Kennedy wholeheartedly set about restoring the South Pole Inn to how it would have been in Crean's day - and giving it historical significance. "I went to the Polar Institute in Cambridge, England, and researched Crean's involvement in the Antarctic expeditions. I collected 25 photos and got them framed and mounted on the walls.

"At about the same time Michael Smith was researching his book, Unsung Hero, and I helped with the research for that.

"I ran the pub for two years, then closed it for complete renovation. When I reopened it in October 1994 I leased it out."

By then he'd put in a new wooden counter, similar to the one existing in Crean's day, all part of what he calls "an old Irish style of pub" with floors changed, new kitchen and new "public" room upstairs for "talks, art shows, meetings and such. The seating is wooden and there's a section of the bar where sets are danced on Tuesday nights. It's very popular with the people around Annascaul and very popular with tourists who know about Tom Crean."

Annascaul, in 1900, had a population of 3,600. A hundred years later, in 2000, this had dropped to 660. These days it's growing again.

The South Pole Inn is run by Eileen Perceval. Her son, Gary, works for her, along with local staff.

The Perceval's story, and how they came to Annauscaul, is interesting in its own right. Eileen Perceval left Annauscaul for the UK when she was 13 years old. She came back to run the South Pole Inn eight years ago.

Son Gary explains how this came about: "She was over on holiday, heard it was up for lease, phoned and made the deal! I decided to come over with her."

A good move on Gary's part - in the South Pole Inn he fell in love with and married the barmaid, Jane. They have two children, Oisin, six and Nell, four. "I love the village," he says, "and the life here. My mother Eileen loves it too, loves being among the people she went to school with. We'll be here as long as people keep coming in the door. Even in the eight years we've been here I've seen history grow, learned so much about Tom Crean. He was undervalued. There's a sense of history in the pub, it's very pleasant; you feel it when you come through the door. We've no TV in the bar; the pub's the draw - and the fact that we've the best pint in Ireland."
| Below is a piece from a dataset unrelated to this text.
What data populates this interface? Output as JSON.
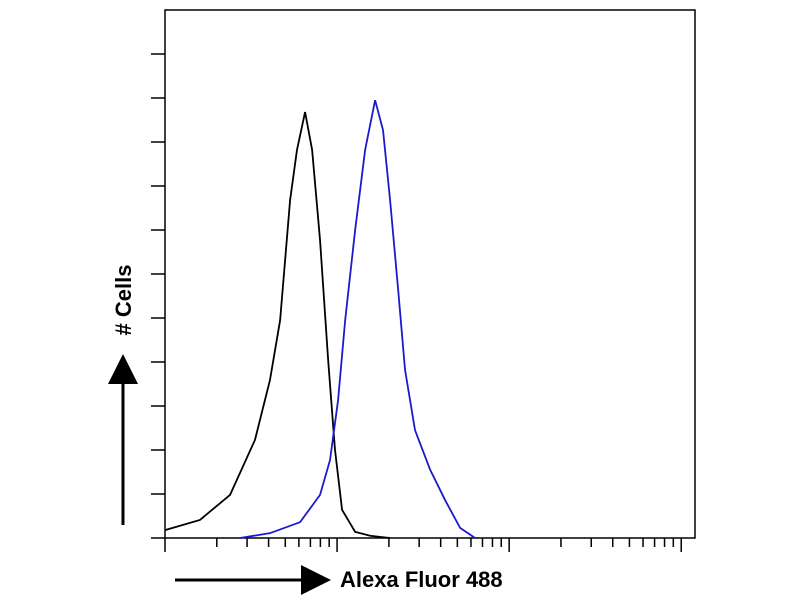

Tom Kennedy has no desire to run his pub himself. "There's a certain skill in running a pub and I'm not trained for it. I know my limitations and it's being run really well at the moment by Eileen. I was very lucky to get her and the others. The pub is their life and it's safe with them. In saying I'm related to Tom Crean I don't mean to blow my own trumpet. The achievement was his, but we need to do our daily work properly as well. If we did anything wrong the name of Tom Crean would suffer and, after all, it was Crean who got us where we are today."